Although Eastman would later go on to suggest that then-Vice President Mike Pence could single-handedly refuse to count Biden’s electors, his exchanges with Diamond in early December suggest he hadn’t fully embraced the theory that has since come to define his effort to help Trump cling to power.
In another Dec. 4 email, Eastman told Diamond that it would be fruitless for Republican members of Congress to lodge objections to the results of the election because the Electoral Count Act — the federal law that has governed the counting of electoral votes since 1887 — required both the House and Senate to sustain such objections, an impossibility with a Democratic-led House.
“See 3 U.S.C. § 15,” Eastman urged, a reference to the Electoral Count Act’s place in the federal code.
In an email to POLITICO, Diamond described Eastman as “one of many individuals I interacted with in the aftermath of the 2020 General Election.” He said he’s not aware whether Eastman had contacts with other Pennsylvania legislators. He also said he didn’t recall Eastman raising anything about Pence’s role in the process.
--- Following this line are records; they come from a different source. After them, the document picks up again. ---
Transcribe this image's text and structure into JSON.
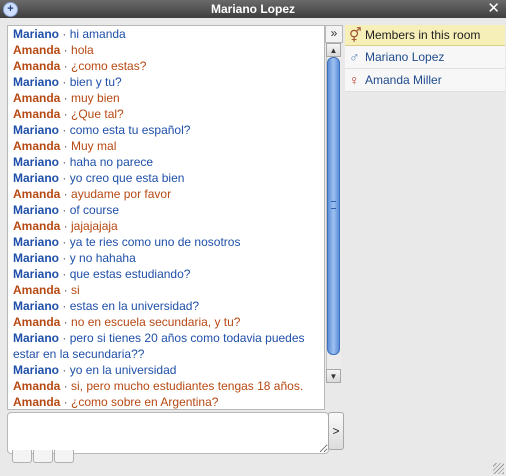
{
  "window": {
    "title": "Mariano Lopez",
    "left_icon": "+",
    "close_icon": "✕"
  },
  "toggle": {
    "glyph": "»"
  },
  "scrollbar": {
    "up": "▲",
    "down": "▼"
  },
  "members": {
    "header": "Members in this room",
    "header_icon": "⚥",
    "list": [
      {
        "name": "Mariano Lopez",
        "icon": "♂"
      },
      {
        "name": "Amanda Miller",
        "icon": "♀"
      }
    ]
  },
  "messages": [
    {
      "sender": "Mariano",
      "text": "hi amanda"
    },
    {
      "sender": "Amanda",
      "text": "hola"
    },
    {
      "sender": "Amanda",
      "text": "¿como estas?"
    },
    {
      "sender": "Mariano",
      "text": "bien y tu?"
    },
    {
      "sender": "Amanda",
      "text": "muy bien"
    },
    {
      "sender": "Amanda",
      "text": "¿Que tal?"
    },
    {
      "sender": "Mariano",
      "text": "como esta tu español?"
    },
    {
      "sender": "Amanda",
      "text": "Muy mal"
    },
    {
      "sender": "Mariano",
      "text": "haha no parece"
    },
    {
      "sender": "Mariano",
      "text": "yo creo que esta  bien"
    },
    {
      "sender": "Amanda",
      "text": "ayudame por favor"
    },
    {
      "sender": "Mariano",
      "text": "of course"
    },
    {
      "sender": "Amanda",
      "text": "jajajajaja"
    },
    {
      "sender": "Mariano",
      "text": "ya te ries como uno de nosotros"
    },
    {
      "sender": "Mariano",
      "text": "y no hahaha"
    },
    {
      "sender": "Mariano",
      "text": "que estas estudiando?"
    },
    {
      "sender": "Amanda",
      "text": "si"
    },
    {
      "sender": "Mariano",
      "text": "estas en la universidad?"
    },
    {
      "sender": "Amanda",
      "text": "no en escuela secundaria, y tu?"
    },
    {
      "sender": "Mariano",
      "text": "pero si tienes 20 años como todavia puedes estar en la secundaria??"
    },
    {
      "sender": "Mariano",
      "text": "yo en la universidad"
    },
    {
      "sender": "Amanda",
      "text": "si, pero mucho estudiantes tengas 18 años."
    },
    {
      "sender": "Amanda",
      "text": "¿como sobre en Argentina?"
    }
  ],
  "composer": {
    "value": "",
    "send_label": ">"
  },
  "colors": {
    "mariano": "#1f4fa8",
    "amanda": "#b74913",
    "members_header_bg": "#f6efb7"
  }
}
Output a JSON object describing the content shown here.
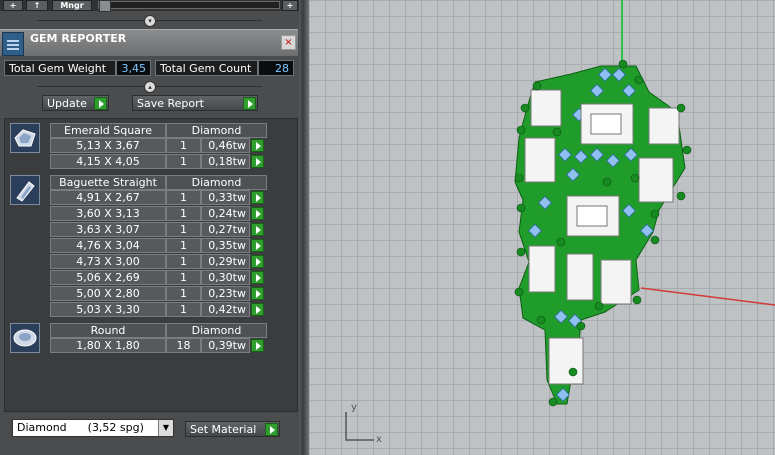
{
  "toolbar": {
    "plus_label": "+",
    "up_label": "↑",
    "mngr_label": "Mngr",
    "add_label": "+"
  },
  "reporter": {
    "title": "GEM REPORTER",
    "close_label": "×"
  },
  "totals": {
    "weight_label": "Total Gem Weight",
    "weight_value": "3,45",
    "count_label": "Total Gem Count",
    "count_value": "28"
  },
  "actions": {
    "update_label": "Update",
    "save_report_label": "Save Report"
  },
  "groups": [
    {
      "icon": "emerald-cut-gem-icon",
      "name": "Emerald Square",
      "material": "Diamond",
      "rows": [
        {
          "size": "5,13 X 3,67",
          "count": "1",
          "weight": "0,46tw"
        },
        {
          "size": "4,15 X 4,05",
          "count": "1",
          "weight": "0,18tw"
        }
      ]
    },
    {
      "icon": "baguette-gem-icon",
      "name": "Baguette Straight",
      "material": "Diamond",
      "rows": [
        {
          "size": "4,91 X 2,67",
          "count": "1",
          "weight": "0,33tw"
        },
        {
          "size": "3,60 X 3,13",
          "count": "1",
          "weight": "0,24tw"
        },
        {
          "size": "3,63 X 3,07",
          "count": "1",
          "weight": "0,27tw"
        },
        {
          "size": "4,76 X 3,04",
          "count": "1",
          "weight": "0,35tw"
        },
        {
          "size": "4,73 X 3,00",
          "count": "1",
          "weight": "0,29tw"
        },
        {
          "size": "5,06 X 2,69",
          "count": "1",
          "weight": "0,30tw"
        },
        {
          "size": "5,00 X 2,80",
          "count": "1",
          "weight": "0,23tw"
        },
        {
          "size": "5,03 X 3,30",
          "count": "1",
          "weight": "0,42tw"
        }
      ]
    },
    {
      "icon": "round-gem-icon",
      "name": "Round",
      "material": "Diamond",
      "rows": [
        {
          "size": "1,80 X 1,80",
          "count": "18",
          "weight": "0,39tw"
        }
      ]
    }
  ],
  "material_select": {
    "value": "Diamond      (3,52 spg)",
    "set_label": "Set Material"
  },
  "viewport": {
    "axis_y": "y",
    "axis_x": "x",
    "colors": {
      "metal": "#1f9c2a",
      "stone_white": "#f4f4f4",
      "stone_blue": "#8fc0f0",
      "grid": "#a9acae",
      "axis_red": "#d23a3a",
      "axis_green": "#2fc24a"
    }
  }
}
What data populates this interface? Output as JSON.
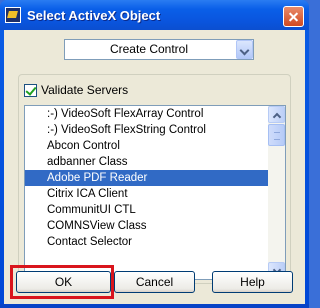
{
  "window": {
    "title": "Select ActiveX Object",
    "icon": "labview-app-icon",
    "close_icon": "close-icon"
  },
  "dropdown": {
    "value": "Create Control",
    "arrow_icon": "chevron-down-icon"
  },
  "validate": {
    "label": "Validate Servers",
    "checked": true
  },
  "list": {
    "items": [
      ":-) VideoSoft FlexArray Control",
      ":-) VideoSoft FlexString Control",
      "Abcon Control",
      "adbanner Class",
      "Adobe PDF Reader",
      "Citrix ICA Client",
      "CommunitUI CTL",
      "COMNSView Class",
      "Contact Selector"
    ],
    "selected": "Adobe PDF Reader"
  },
  "buttons": {
    "ok": "OK",
    "cancel": "Cancel",
    "help": "Help"
  },
  "annotation": {
    "highlight_color": "#d9151c"
  }
}
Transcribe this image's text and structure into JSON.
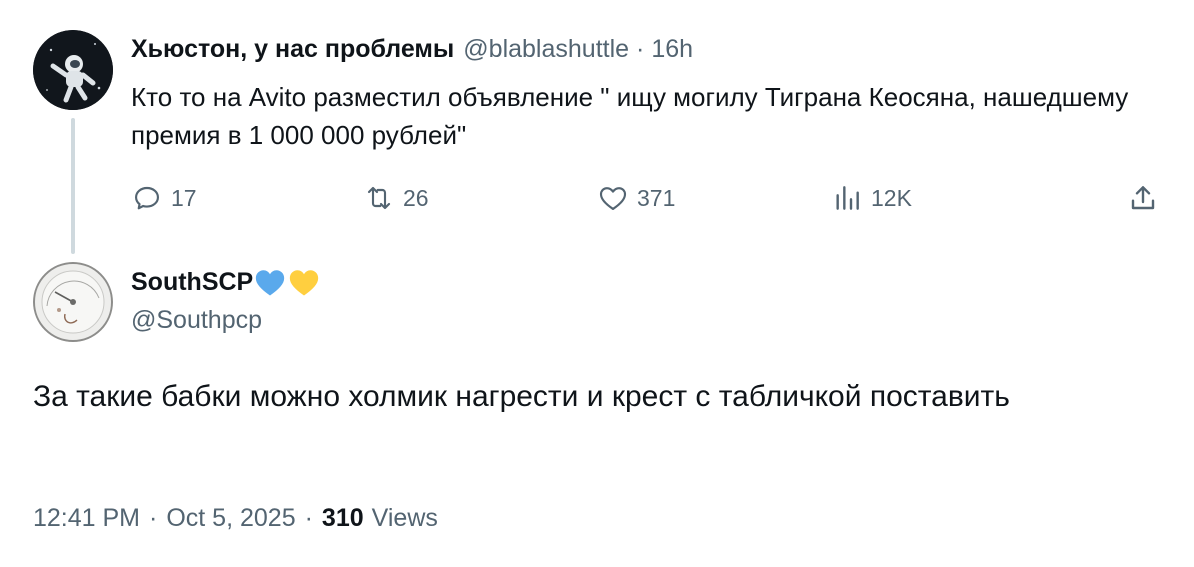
{
  "parent": {
    "name": "Хьюстон, у нас проблемы",
    "handle": "@blablashuttle",
    "time": "16h",
    "text": "Кто то на Avito разместил объявление \" ищу могилу Тиграна Кеосяна, нашедшему премия в 1 000 000 рублей\"",
    "actions": {
      "replies": "17",
      "retweets": "26",
      "likes": "371",
      "views": "12K"
    }
  },
  "reply": {
    "name": "SouthSCP",
    "hearts": [
      "#5aa9ec",
      "#ffcf3f"
    ],
    "handle": "@Southpcp",
    "text": "За такие бабки можно холмик нагрести и крест с табличкой поставить",
    "time": "12:41 PM",
    "date": "Oct 5, 2025",
    "views_count": "310",
    "views_label": "Views"
  },
  "separator": "·",
  "icons": {
    "reply": "reply-icon",
    "retweet": "retweet-icon",
    "like": "heart-icon",
    "views": "views-icon",
    "share": "share-icon"
  }
}
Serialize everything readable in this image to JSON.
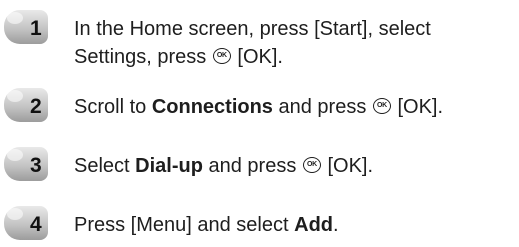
{
  "steps": [
    {
      "number": "1",
      "line1_prefix": "In the Home screen, press [Start], select",
      "line2_prefix": "Settings, press",
      "line2_suffix": "[OK]."
    },
    {
      "number": "2",
      "prefix": "Scroll to",
      "bold": "Connections",
      "middle": "and press",
      "suffix": "[OK]."
    },
    {
      "number": "3",
      "prefix": "Select",
      "bold": "Dial-up",
      "middle": "and press",
      "suffix": "[OK]."
    },
    {
      "number": "4",
      "prefix": "Press [Menu] and select",
      "bold": "Add",
      "suffix": "."
    }
  ],
  "icons": {
    "ok_key": "ok-key-icon",
    "step_badge": "step-badge-icon"
  }
}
Diamond noted that the proposals he exchanged with Eastman were drafts and that “not every idea bounced around in draft form is included in the final product.” He added that he believes “jealously guarding and preserving the legitimate authority of the Pennsylvania General Assembly should always remain a priority.”
Eastman’s theory that Pence could throw out Biden’s electors rested on the notion that the Electoral Count Act itself was unconstitutional and therefore could be ignored. He spent the final days before Jan. 6, 2021, pressuring Pence to repeatedly violate provisions of the Electoral Count Act in order to prevent Biden from taking office.
In litigation between Eastman and the select committee in California, a federal judge ruled in March that Eastman and Trump likely criminally conspired to overturn the election by pushing this concept in the absence of legal support, particularly after no state legislature went along with the plan to override the election results and appoint Trump electors. U.S. District Court Judge David Carter described the effort as “a coup in search of a legal theory.”
Yet on Dec. 4, Eastman explained to Diamond that the provisions of the Electoral Count Act — the federal law that has governed the counting of electoral votes since 1887 — would prevent Trump from prevailing unless state legislatures acted to replace Biden’s electors. He criticized Pennsylvania GOP legislators for sending a letter that day encouraging their congressional delegation to challenge the election results on Jan. 6 because, he said, the Electoral Count Act required support from the House and Senate.
“So don’t let your colleagues rest on that letter,” Eastman wrote.
During a GOP-led hearing in Georgia on Dec. 3, 2020, Eastman similarly alluded to the potential power of the vice president to resolve disputes over electoral votes, but he said the matter was an “unresolved issue” with experts going in “both directions.”
The Eastman batch also included an exchange with two Colorado-based businessmen that occurred days after the attack on the Capitol. In the exchange on Jan. 9, 2021, Eastman suggested he had previously met with former Overstock.com CEO Patrick Byrne and had been having “high-level meetings” about a theory Byrne had espoused.